One by one, the conscripts heaved themselves up over the ledge like pinnipeds striving onto a shelved beach, boots battling the wet stone, eyes bulging in their hollows. The vampyre awaited them, seated in the heart of her smiling insistence while they pounded across the narrow clearing toward her. She rose to meet them with a handgun; it blew sputtering holes into the foremost's chest and face until he fell against the steps, still reaching for her. The second stumbled over him and threw himself at the same cursory fate, staggering along the wall and rolling slowly while the third swallowed her last rounds and crashed into her, crushing her small frame against the stone and wrapping around her in a sightless rapture. Susan watched Petrouchka climb the tall man swiftly and grasp his head in her little hands, tearing at his red-flushed face and disgorging gouts of blood that doused his inarticulate cries. He staggered backward from the steps and toppled down into the smothered daylight.
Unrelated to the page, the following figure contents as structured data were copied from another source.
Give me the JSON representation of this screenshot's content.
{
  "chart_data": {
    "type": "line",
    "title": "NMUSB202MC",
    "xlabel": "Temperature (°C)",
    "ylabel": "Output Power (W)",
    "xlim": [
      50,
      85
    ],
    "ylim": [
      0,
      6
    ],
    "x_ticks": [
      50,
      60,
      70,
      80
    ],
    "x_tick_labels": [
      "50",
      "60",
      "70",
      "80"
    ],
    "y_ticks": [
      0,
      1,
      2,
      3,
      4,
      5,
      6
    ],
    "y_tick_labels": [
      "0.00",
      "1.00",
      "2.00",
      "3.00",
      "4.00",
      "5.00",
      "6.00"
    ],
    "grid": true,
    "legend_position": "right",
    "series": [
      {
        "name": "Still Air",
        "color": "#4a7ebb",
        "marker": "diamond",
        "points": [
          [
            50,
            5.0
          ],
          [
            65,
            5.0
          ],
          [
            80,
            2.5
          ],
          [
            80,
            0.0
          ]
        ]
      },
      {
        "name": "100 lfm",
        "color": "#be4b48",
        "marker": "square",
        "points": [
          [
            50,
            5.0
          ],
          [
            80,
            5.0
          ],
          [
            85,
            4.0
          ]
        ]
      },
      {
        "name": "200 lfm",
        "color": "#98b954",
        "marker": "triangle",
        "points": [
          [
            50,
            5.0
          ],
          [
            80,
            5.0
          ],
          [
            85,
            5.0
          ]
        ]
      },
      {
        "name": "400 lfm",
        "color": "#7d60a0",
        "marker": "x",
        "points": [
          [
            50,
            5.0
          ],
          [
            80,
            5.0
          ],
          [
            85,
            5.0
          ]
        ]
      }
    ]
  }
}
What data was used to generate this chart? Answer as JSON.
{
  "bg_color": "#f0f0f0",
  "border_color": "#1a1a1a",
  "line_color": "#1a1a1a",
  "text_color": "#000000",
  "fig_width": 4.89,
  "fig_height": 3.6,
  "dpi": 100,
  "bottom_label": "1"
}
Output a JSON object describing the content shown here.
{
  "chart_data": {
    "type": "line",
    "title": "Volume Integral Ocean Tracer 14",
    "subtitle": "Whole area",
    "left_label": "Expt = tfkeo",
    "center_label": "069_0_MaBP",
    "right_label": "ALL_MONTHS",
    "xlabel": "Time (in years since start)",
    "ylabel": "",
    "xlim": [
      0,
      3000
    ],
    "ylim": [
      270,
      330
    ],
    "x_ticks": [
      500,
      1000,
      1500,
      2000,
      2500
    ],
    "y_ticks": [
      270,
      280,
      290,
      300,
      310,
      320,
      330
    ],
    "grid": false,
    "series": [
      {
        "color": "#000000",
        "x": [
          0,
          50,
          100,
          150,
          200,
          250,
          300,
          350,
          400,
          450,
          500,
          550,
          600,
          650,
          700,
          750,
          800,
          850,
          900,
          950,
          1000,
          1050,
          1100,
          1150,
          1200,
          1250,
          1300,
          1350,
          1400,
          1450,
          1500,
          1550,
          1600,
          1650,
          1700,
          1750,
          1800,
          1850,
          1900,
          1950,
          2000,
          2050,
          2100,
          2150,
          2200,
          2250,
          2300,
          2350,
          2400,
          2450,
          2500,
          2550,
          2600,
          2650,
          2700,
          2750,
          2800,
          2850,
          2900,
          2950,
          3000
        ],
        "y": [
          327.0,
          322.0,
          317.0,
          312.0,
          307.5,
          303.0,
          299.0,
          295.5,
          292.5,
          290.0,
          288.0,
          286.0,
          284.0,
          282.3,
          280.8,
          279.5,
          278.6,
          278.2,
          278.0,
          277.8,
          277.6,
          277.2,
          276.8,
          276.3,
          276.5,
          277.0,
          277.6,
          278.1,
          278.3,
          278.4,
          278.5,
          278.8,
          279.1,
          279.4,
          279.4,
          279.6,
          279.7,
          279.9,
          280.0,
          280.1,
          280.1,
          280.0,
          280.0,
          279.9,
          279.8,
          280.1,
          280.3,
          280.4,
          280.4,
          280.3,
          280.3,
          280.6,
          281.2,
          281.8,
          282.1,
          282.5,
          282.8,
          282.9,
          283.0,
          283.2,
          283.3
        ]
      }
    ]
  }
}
She fell with him, and the sun struck her through the cloud. The blackness coiling in the heart of her remaining cells burst in gentian flame that garbed her tightly, leaping skyward from the crown of her head; the man's pale hair caught, his face scorched quickly to a mask of soot and yawning blisters while his clothing melted and she savaged the new shapes of his torn face. They sank together onto his side where she let go, rising while he lay kicking, the fire eating his skin and turning his eyes a blank matte white. Blood boiled over her chin and streamed from her gaze in two dark fingers, the stench from her flickering fur redoubling as she threw it off beside the burning man.
The last of her supplicants crawled on the stone between her and his lost redoubt, faltering in his desperate need to satisfy the summons she could no longer sustain. She sank to her knees in the hissing immolation, its flames breathing flesh and air and parting the snow as it began to drift around the ruin. A black stain spread beneath her palms, hands curling inward as her form grew indistinct and lapsed into the shallow pool beneath her until it was no longer possible to discern what fueled the blaze. It sank from the height of a woman's shoulder to that of an infant's sleeping form, and then to nothing, leaving only a darkness upon the rock like the shadow of a bird between the earth and bright midday.